8vo, [19 x 12], 30 pp., 1 folding plate [19 x 28]. Marbled papers over boards. A8-B6 the final leaf blank and wanting. Minor even toning, excellent. Reinforcement in gutter margin of title; publisher’s ms correction on p. 7; On the last printed page there is a note that the inventor Zacharie has signed the t-p to to distinguish it counterfeits.
Very rare first and sole edition of this commercial prospectus / subscription for a novel kind of horse-drawn-carriage, which would not rest on the wheels subject to the often heater skelter movement of the ride, but whose carriage would be attached on both sides to heavy duty chains suspended above the carriage’s wheels. The position of the carriage in which passengers ride would accordingly be immobile or as immobile as the terrain allowed, making for a more comfortable ride. Zachary promises 5 improvements : speed (force), safety, lightness, comfort (douceur) and economy. Testimonials include the claim that the chains not only made for a comfortable ride, but for a faster one, making the journey from Paris to Lyons in 42 hours. Of interest for the history of financing the manufacture of expensive inventions, and for the nascent history of copyright.
This is as elaborate a prospectus as we have encountered, most likely because riding in moving vehicles can be a risky business.

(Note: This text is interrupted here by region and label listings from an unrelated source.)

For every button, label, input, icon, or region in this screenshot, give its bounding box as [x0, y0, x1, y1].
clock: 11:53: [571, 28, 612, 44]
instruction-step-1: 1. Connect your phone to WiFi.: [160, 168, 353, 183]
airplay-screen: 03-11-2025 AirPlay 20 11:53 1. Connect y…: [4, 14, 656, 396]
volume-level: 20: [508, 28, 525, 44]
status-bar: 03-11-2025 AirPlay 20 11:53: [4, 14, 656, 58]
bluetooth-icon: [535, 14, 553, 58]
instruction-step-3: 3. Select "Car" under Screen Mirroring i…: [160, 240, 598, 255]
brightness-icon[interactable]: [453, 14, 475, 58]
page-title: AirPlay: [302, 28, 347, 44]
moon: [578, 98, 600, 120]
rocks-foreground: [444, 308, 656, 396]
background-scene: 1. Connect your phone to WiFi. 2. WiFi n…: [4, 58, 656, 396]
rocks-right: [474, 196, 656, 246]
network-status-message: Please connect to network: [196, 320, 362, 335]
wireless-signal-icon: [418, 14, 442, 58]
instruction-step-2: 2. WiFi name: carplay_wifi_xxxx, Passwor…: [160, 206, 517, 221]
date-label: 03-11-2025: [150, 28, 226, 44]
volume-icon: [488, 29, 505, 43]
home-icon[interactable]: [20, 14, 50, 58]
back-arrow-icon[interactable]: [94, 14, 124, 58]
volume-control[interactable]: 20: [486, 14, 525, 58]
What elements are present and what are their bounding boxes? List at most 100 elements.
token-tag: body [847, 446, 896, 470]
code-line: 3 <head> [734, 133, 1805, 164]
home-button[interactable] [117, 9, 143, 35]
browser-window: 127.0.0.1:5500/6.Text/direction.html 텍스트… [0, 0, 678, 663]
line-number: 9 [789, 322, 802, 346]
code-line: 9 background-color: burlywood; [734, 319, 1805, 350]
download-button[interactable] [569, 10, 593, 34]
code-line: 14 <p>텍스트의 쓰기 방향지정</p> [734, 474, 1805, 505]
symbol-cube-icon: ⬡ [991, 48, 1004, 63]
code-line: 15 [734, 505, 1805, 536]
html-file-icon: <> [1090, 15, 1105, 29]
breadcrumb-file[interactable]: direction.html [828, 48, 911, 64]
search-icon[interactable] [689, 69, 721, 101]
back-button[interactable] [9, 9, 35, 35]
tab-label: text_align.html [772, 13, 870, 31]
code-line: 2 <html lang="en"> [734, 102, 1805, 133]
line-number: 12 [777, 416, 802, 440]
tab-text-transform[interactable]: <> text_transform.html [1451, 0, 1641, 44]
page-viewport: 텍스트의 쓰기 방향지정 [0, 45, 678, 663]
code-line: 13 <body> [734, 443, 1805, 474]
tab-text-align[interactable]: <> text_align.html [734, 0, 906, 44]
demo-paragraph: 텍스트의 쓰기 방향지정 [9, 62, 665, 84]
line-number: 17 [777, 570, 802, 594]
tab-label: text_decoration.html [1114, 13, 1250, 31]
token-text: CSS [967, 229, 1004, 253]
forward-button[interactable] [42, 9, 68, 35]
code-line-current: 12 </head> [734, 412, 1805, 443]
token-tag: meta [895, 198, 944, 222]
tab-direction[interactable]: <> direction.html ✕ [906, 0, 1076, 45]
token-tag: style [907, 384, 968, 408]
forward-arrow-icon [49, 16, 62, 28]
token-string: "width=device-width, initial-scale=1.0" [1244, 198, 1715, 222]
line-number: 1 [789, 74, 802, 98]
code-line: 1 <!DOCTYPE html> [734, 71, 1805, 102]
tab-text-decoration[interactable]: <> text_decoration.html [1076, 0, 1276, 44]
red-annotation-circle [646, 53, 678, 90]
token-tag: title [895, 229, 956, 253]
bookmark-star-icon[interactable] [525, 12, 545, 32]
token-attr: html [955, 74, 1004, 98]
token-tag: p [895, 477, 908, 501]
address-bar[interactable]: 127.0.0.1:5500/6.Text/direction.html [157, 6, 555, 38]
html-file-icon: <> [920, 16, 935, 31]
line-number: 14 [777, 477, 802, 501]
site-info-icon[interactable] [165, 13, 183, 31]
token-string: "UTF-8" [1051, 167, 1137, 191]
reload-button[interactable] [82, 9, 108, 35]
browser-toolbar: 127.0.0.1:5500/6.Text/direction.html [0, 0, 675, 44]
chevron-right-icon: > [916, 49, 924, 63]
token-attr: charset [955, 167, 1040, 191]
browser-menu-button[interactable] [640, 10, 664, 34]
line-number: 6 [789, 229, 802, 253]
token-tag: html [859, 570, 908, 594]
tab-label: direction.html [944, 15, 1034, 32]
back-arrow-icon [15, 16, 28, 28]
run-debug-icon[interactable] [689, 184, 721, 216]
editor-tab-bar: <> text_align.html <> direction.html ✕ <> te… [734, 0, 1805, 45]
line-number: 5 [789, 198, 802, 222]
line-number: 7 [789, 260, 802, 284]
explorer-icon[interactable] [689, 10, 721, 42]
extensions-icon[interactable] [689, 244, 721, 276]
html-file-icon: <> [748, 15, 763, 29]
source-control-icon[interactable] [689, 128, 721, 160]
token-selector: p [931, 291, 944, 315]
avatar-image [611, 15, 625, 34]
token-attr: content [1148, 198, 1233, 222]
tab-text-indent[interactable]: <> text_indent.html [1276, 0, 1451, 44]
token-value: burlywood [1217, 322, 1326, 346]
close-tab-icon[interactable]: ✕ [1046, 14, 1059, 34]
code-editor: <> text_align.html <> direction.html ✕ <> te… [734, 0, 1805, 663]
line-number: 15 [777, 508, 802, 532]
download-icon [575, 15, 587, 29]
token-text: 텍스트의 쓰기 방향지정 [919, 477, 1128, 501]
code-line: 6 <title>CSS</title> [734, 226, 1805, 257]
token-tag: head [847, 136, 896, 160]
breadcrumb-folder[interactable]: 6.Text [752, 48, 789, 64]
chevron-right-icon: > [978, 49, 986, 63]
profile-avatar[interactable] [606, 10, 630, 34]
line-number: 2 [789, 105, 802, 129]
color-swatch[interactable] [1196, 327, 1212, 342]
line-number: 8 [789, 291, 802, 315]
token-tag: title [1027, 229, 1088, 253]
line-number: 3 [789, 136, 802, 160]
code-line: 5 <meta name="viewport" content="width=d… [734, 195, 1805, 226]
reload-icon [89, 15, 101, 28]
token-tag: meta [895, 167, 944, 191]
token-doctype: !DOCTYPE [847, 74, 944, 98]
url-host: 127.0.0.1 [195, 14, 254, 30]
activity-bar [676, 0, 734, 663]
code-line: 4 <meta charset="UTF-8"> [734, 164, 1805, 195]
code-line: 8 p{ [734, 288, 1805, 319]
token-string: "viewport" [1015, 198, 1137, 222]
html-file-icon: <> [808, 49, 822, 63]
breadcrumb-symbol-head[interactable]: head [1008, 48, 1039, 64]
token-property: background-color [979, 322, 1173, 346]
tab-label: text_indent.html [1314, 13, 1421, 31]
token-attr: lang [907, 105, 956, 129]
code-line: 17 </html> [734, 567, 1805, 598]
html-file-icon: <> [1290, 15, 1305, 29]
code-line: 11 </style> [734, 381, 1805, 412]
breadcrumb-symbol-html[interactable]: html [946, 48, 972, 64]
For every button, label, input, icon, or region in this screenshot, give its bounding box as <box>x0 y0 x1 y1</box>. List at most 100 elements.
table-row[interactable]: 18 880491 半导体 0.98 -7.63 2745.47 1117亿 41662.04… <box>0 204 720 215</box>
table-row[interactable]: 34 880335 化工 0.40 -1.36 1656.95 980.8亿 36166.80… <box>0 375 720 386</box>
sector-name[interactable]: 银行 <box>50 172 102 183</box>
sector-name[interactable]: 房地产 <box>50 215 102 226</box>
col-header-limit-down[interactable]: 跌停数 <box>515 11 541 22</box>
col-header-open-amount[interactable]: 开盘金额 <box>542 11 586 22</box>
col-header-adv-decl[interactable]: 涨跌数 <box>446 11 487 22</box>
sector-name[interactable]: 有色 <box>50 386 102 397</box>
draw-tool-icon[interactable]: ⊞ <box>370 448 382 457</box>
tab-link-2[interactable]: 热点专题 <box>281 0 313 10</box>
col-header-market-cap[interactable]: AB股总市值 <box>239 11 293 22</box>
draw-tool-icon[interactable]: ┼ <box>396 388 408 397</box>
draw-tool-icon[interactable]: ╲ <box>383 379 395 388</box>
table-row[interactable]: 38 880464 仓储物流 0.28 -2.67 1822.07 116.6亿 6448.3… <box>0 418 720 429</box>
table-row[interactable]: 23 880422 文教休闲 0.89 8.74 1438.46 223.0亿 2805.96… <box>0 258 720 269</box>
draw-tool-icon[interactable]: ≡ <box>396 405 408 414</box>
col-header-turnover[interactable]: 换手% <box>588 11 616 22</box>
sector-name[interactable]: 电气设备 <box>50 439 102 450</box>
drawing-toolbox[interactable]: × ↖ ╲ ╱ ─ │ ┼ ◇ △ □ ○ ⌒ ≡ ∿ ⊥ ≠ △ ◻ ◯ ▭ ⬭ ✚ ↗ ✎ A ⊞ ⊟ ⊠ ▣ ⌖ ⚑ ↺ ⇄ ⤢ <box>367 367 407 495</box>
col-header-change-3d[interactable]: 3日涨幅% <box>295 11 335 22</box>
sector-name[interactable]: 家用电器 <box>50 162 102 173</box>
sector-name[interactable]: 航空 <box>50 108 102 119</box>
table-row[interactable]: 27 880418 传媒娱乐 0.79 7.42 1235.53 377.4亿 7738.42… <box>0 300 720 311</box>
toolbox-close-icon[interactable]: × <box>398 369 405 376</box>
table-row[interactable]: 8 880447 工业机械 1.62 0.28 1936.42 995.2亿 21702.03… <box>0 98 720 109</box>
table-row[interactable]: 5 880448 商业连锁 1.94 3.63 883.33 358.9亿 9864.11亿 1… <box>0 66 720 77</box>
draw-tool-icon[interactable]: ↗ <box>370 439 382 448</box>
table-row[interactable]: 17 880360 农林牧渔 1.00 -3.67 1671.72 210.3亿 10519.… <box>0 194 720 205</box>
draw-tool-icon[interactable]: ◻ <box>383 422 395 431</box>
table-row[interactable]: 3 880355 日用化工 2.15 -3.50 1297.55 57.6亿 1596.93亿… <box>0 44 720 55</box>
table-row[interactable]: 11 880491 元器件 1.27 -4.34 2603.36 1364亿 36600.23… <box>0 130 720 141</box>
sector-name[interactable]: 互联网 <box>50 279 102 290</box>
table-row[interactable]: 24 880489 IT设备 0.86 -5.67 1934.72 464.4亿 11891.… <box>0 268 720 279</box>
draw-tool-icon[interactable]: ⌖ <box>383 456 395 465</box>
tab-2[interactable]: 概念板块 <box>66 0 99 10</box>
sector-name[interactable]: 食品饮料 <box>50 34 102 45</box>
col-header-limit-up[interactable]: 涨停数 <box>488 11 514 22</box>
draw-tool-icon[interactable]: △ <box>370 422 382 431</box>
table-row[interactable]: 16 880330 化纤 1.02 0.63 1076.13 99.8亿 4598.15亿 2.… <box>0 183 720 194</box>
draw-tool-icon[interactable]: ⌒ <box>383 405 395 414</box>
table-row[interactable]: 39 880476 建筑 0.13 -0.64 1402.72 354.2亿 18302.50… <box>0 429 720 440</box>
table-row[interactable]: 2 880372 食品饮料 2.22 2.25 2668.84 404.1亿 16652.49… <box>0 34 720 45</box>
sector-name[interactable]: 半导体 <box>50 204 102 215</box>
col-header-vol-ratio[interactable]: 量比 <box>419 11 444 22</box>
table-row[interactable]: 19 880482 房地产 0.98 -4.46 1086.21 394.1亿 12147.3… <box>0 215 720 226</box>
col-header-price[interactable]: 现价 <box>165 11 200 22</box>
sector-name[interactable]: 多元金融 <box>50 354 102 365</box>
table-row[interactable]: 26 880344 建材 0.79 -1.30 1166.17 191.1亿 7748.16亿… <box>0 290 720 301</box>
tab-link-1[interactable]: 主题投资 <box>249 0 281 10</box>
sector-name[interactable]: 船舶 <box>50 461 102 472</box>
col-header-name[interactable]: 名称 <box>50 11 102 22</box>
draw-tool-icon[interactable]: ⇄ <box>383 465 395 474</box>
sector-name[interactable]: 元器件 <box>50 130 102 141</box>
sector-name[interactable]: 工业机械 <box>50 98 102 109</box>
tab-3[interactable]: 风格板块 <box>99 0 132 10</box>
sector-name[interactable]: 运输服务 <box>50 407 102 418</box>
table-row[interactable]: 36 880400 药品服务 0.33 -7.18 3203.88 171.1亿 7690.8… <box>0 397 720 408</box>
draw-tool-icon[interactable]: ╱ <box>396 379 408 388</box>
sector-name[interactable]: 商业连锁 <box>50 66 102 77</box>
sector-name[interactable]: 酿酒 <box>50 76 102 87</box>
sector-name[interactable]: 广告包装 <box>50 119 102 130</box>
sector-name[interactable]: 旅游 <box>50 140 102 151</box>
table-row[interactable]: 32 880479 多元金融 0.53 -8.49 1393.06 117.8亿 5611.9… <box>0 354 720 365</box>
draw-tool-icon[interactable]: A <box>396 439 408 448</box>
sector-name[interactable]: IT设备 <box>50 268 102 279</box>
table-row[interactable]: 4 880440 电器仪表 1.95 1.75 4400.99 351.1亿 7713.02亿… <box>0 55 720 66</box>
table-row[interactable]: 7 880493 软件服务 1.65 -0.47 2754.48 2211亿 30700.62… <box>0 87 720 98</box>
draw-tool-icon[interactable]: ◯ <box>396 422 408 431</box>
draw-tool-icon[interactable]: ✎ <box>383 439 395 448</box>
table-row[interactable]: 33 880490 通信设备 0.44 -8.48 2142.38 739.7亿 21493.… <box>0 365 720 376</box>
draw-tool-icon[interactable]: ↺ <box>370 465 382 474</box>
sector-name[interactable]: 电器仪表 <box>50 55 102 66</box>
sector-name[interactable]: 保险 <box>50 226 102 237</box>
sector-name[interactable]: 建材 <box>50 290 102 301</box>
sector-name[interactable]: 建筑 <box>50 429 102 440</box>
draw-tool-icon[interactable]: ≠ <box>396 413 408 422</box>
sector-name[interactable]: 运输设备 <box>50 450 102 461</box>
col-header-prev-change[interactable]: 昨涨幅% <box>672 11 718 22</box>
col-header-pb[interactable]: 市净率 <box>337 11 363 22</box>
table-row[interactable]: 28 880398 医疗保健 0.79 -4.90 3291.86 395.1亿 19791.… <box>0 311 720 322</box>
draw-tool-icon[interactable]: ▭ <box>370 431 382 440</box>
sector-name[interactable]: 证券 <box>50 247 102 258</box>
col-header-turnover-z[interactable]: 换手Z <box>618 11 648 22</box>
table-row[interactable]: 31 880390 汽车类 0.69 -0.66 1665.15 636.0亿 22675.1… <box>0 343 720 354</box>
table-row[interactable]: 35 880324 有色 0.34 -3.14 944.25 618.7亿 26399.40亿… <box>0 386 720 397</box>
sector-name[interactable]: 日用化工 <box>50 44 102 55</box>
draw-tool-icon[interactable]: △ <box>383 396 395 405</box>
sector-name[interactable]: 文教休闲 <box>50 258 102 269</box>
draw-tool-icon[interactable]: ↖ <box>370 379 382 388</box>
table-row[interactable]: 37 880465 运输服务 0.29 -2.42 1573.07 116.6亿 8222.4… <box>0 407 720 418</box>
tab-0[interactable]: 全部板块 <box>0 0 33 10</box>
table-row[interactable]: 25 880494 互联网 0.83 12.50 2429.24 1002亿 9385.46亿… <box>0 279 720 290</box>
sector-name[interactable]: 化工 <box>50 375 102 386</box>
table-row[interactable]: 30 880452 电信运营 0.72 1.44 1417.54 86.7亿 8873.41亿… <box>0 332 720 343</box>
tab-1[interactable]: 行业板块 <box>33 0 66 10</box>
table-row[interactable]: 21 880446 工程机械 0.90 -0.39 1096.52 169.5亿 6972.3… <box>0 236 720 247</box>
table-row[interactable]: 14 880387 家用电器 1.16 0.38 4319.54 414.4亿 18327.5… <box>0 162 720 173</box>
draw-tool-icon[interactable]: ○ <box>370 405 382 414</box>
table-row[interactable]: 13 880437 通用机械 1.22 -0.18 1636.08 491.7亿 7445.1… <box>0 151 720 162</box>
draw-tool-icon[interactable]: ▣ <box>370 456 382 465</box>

Zachary describes successful tests run before members of the Academies Royales de Sciences, and easily half of the pamphlet consists of patents and privileges, with two blank spaces on p. 13-14 for the potential subscriber to fill in.
Zacharie identifies himself as clockmaker (horloger) and inventor in the city of Lyons. The ICCU record identifies him as one Zacharie-Villiers, who lived in the 17th century, making Delaroche the posthumous editor. We see absolutely no basis for this.
As often with inventions in the late 18th and early 19th c in France, there is a printed note (here on the verso of the last page) announcing that to ward against forgeries, the t-p is signed by the author. One may assume that this was as ineffective as most such efforts, but it is an interesting attempt on the part of the author to safeguard copyright.
IT/ICCU/NAPE/060337; cf BnF copy; OCLC locates no copy in America.